Before Curtis, DBs could engage receivers all the way down the field, as long as the receiver didn't get past them. And so it was open season on wideouts. Cutting at the legs in the middle of routes. Shots to the head down the sideline.

They called it "The Mel Blount Rule" because of the way the Steelers Hall of Fame cornerback mauled receivers, but it was the spring after Curtis's rookie year that Brown pushed the elimination of roll-blocking and cutting of wide receivers as well as restrictions of downfield contact.

That's what you do when you've got a rookie receiver that averages 18.7 per his 45 catches for nine touchdowns. In 14 games.

Forty-five catches? Bengals rookie A.J. Green did that last year in his first two months. Indeed, Curtis never caught more than 47 balls in a season.

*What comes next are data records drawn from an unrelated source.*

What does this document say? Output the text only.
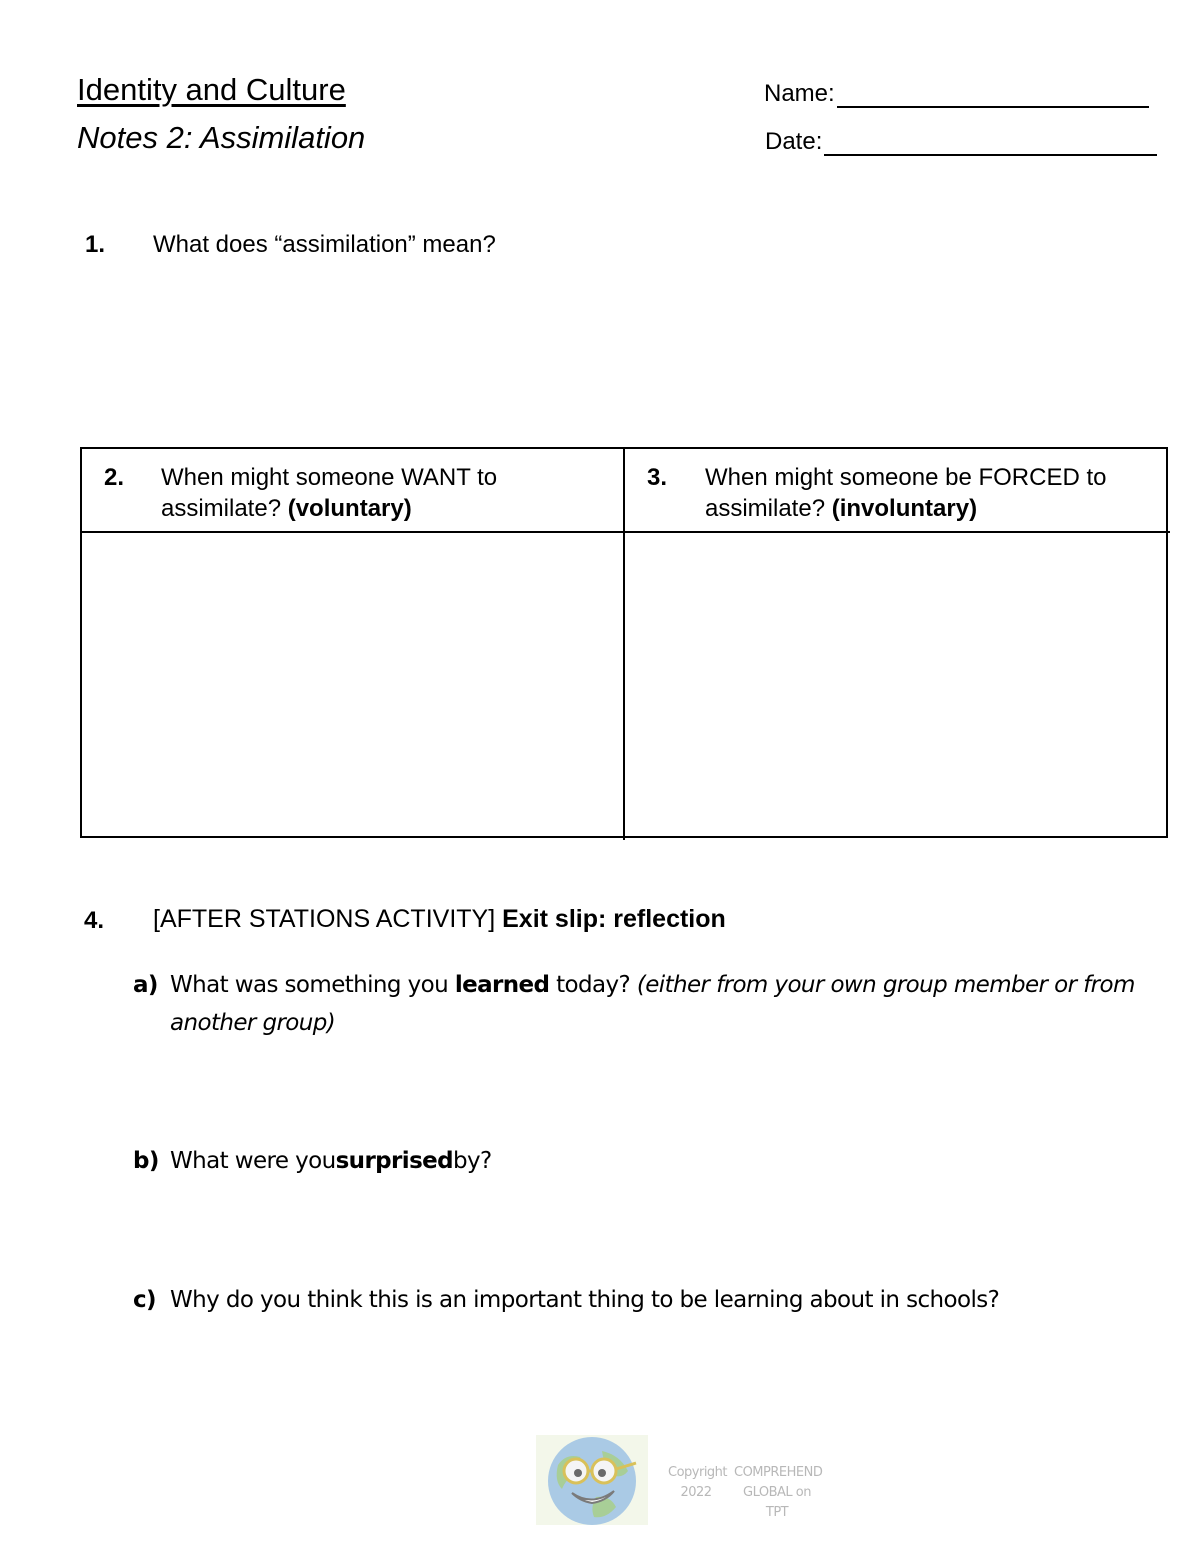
Identity and Culture
Notes 2: Assimilation
Name:
Date:
1. What does “assimilation” mean?
2. When might someone WANT to assimilate? (voluntary)
3. When might someone be FORCED to assimilate? (involuntary)
4. [AFTER STATIONS ACTIVITY] Exit slip: reflection
a) What was something you learned today? (either from your own group member or from another group)
b) What were yousurprisedby?
c) Why do you think this is an important thing to be learning about in schools?
Copyright
2022
COMPREHEND
GLOBAL on TPT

A different game? How about holding the first round on Jan. 30? How about Curtis being the first receiver taken at No. 15? How about two tight ends, three running backs, and a fullback (Sam Cunningham) going in front of him?

How different?

Curtis remembers no NFL scout ever timing him in the 40-yard dash, a prerequisite for a pro prospect these days right there with digestion, breathing and the other musts of living organisms.

"I don't ever remember a scout coming out to practice," Curtis says, knowing how crazy that all sounds now. "We ran 40s among ourselves and I ran some 4.3s."

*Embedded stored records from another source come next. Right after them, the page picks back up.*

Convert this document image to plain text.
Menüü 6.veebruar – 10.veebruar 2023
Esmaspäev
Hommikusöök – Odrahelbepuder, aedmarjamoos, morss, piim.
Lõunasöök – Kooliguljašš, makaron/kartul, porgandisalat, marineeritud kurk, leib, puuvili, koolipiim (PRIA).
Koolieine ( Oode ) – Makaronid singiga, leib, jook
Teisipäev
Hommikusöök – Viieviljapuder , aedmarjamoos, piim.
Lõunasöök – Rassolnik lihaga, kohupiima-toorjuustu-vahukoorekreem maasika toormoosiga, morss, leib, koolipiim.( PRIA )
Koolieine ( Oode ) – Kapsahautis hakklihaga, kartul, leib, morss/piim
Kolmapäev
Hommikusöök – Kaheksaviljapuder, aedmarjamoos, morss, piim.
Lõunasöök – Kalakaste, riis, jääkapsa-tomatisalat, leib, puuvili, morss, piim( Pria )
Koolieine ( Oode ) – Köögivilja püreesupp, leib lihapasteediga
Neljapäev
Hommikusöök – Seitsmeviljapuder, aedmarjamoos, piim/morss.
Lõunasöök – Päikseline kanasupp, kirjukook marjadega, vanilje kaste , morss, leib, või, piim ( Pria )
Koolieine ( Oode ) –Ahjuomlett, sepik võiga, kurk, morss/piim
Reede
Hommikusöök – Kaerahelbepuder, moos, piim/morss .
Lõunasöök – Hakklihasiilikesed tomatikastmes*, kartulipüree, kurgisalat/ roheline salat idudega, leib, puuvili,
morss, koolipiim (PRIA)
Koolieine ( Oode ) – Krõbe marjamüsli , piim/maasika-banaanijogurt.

Curtis laughs. Is that all?

"I had long legs," he says. "I didn't have the great starts. I was just starting to run at 40 yards."

How crazy? Curtis doesn't even remember talking to anybody from an NFL team before the draft. There was no draft day party. His parents were home. He was at San Diego State. On Draft Day he sat by his phone. When it rang, a man saying he was Bill Walsh told him the Cincinnati Bengals had just drafted him.

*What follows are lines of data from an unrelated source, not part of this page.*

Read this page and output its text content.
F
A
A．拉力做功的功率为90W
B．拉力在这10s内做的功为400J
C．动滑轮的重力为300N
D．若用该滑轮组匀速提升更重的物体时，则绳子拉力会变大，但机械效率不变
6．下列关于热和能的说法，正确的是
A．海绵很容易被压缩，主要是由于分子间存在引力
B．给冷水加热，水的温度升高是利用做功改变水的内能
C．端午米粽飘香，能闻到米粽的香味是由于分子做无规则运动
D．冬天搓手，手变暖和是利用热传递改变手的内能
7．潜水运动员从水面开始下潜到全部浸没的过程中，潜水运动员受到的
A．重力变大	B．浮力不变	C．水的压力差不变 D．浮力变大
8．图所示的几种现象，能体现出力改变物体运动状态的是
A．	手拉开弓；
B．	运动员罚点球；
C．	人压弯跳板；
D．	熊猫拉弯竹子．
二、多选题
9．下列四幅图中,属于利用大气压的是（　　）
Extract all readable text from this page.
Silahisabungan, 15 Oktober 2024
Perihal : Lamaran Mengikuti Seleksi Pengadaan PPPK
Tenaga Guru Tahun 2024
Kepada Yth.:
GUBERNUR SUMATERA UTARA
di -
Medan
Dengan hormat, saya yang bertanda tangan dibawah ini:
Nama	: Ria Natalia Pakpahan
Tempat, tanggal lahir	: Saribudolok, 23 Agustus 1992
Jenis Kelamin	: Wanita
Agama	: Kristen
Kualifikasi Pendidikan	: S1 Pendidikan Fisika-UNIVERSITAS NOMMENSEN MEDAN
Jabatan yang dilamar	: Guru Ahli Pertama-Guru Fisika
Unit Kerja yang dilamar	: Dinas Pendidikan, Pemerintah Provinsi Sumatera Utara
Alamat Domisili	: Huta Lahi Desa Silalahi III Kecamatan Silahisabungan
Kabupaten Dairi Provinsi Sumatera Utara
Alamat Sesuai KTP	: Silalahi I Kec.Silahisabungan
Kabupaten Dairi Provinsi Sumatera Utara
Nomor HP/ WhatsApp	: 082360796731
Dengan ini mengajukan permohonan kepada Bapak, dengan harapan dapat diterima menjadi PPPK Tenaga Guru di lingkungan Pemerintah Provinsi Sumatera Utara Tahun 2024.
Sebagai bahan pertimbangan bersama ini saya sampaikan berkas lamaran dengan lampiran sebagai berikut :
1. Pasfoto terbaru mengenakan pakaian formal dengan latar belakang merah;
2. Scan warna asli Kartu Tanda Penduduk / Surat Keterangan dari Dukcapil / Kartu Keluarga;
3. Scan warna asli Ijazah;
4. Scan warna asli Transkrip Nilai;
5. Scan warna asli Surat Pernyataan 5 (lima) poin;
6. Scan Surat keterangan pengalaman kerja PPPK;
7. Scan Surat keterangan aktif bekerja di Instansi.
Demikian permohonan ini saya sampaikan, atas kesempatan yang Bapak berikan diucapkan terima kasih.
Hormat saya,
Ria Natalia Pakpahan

"I had never spoken to Bill Walsh," says Curtis of his new receivers coach. "I didn't know who Bill Walsh was. I said, 'OK.' "

How different? In the last few seasons Curtis was putting the finishing touches on his 17.1-yards per catch career, he began working at the Blue Ash, Ohio hotel management and development company Winegardner & Hammons Inc. After retiring he became the company's long-time national sales director, and became so good at it he is now a consultant. He's off the road, but on his laptop from home when he's needed to consult. He's looking forward to this trip to make the call in New York.

"It's an honor," says Curtis, who has remained a devout Bengals fan, sees most of the home games, and thinks Green is already one of the best in the game. "Of course, I'm biased. I'd like to see them take a wide receiver. That would be fun to announce. I know there's a little bit of uncertainty there with Jerome (Simpson), but whatever they think they need. It's a thrill and I'm looking forward to it."

Collinsworth may catch Curtis up on the podium and when he sees him, he'll be thinking of "Moving Day." That would be the day late in his career, late in training camp. Curtis would wink and nod at his mates and Collinsworth knew what that meant.

"Watch this," Collinsworth says. "At that point, all about he had left was for Sundays but there would be days, I guess you'd call them 'Make-the-team-days,' and he'd put on a show. When he unleashed it, it was ridiculous. I would watch it on tape and I would try to do it and I could not physically make the moves that he would.

"If you ran a crossing route, you would lean inside, fake to the flag and then come back inside. He could lean inside, fake to the flag, fake to the corner, go back to the flag and you would see the defensive back sprinting back. Meanwhile, Isaac was shooting in the other direction. It was what you called a "Wooow route" because everybody was yelling, "Woow.' Then he'd come back and say, 'I guess I made the team.'"

Curtis laughs when he hears the story. "Oh yeah," he says. "That was, 'Taking The Rookies To School Day.' ''

There are no second thoughts here. Curtis isn't going to put himself in this year's rookie class. Or last year, when Green went No. 4. Or in an offense that would throw him 100 balls a year.

"I have no regrets playing in my era," he says. "I loved playing in it. I wouldn't trade it."

Neither would those that watched him.